The approach you have taken is not strong enough to get the desired conclusion.

The use of $$1_{A_i}$$ is a bit strange, but everything you've done can be phrased in terms of the random variable $$|E_S|$$ (for a fixed $$S$$). You are applying Markov's inequality to $$|E_S|$$, saying that $$\Pr[|E_S| \ge k+1] \le \frac{\mathbb E[|E_S|]}{k+1}.$$ By linearity of expectation, $$\mathbb E[|E_S|] = \binom k2 p$$. It is not quite correct that $$\binom k2 = \frac{k(k+1)}{2}$$; rather, $$\binom k2 = \frac{k(k-1)}{2}$$. But this is not important, since we still have $$\frac{\binom k2 p}{k+1} < \frac {kp}{2} \ll \frac{k}{n^{1-\epsilon}}$$.

Here, $$k = |S| \le n$$, and this inequality is potentially strong enough to prove that for any given $$S$$, we have $$|E_S| \le |S|$$ with high probability. But that's not what we want: we want a result that holds for all $$S$$.

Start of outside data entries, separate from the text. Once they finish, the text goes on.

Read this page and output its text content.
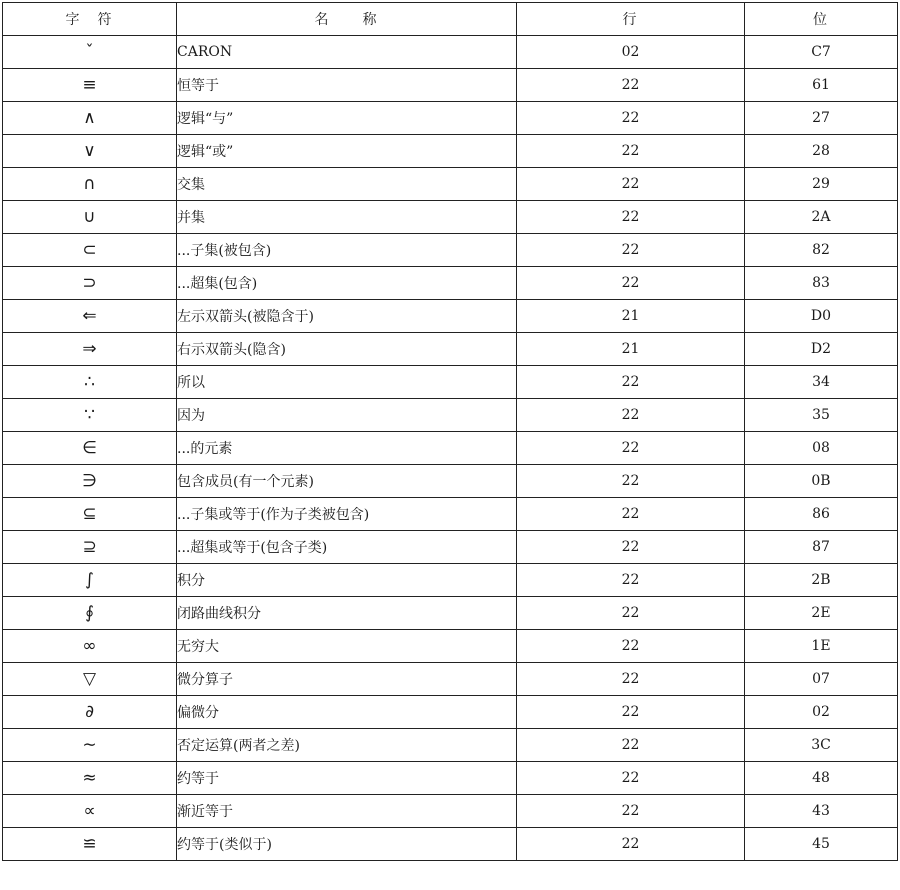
字　符	名　　称	行	位
ˇ	CARON	02	C7
≡	恒等于	22	61
∧	逻辑“与”	22	27
∨	逻辑“或”	22	28
∩	交集	22	29
∪	并集	22	2A
⊂	...子集(被包含)	22	82
⊃	...超集(包含)	22	83
⇐	左示双箭头(被隐含于)	21	D0
⇒	右示双箭头(隐含)	21	D2
∴	所以	22	34
∵	因为	22	35
∈	...的元素	22	08
∋	包含成员(有一个元素)	22	0B
⊆	...子集或等于(作为子类被包含)	22	86
⊇	...超集或等于(包含子类)	22	87
∫	积分	22	2B
∮	闭路曲线积分	22	2E
∞	无穷大	22	1E
▽	微分算子	22	07
∂	偏微分	22	02
∼	否定运算(两者之差)	22	3C
≈	约等于	22	48
∝	渐近等于	22	43
≌	约等于(类似于)	22	45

Consider $$k=4$$, for example: then there are $$\binom n4$$ sets $$S$$ we could consider, and if the probability is $$\ll \frac{4}{n^{1-\epsilon}}$$ for each one, that only tells us that the expected number of sets $$S$$ with $$5$$ edges is $$\ll \binom n4 \frac{4}{n^{1-\epsilon}}$$ or in other words it is $$\ll n^{3+\epsilon}$$, which still could be very large.

We can improve on Markov's inequality for bounding the probability that a set $$S$$ induces a subgraph we don't like.

First of all: for any $$k$$, there is only a constant number of $$k$$-vertex graphs with $$k+1$$ edges. So if we show that for a fixed graph $$H$$ (on $$k$$ vertices and with $$k+1$$ edges) the random graph doesn't have an $$H$$-subgraph a.a.s., then we immediately conclude that the random graph doesn't have any such subgraphs with $$k$$ vertices and $$k+1$$ edges a.a.s. (Since the subgraphs are not necessarily induced, this also rules out subgraphs with $$k$$ vertices and more than $$k+1$$ edges.)

As an upper bound, the expected number of labeled $$H$$-subgraphs in $$\mathcal G_{n,p}$$ is less than $$n^{|V(H)|}p^{|E(H)|}$$. (The power of $$n$$ is actually at most $$n(n-1)(n-2)\dotsb$$ with $$|V(H)|$$ factors.) If $$H$$ has $$k$$ vertices and $$k+1$$ edges, this is $$n^k p^{k+1}$$.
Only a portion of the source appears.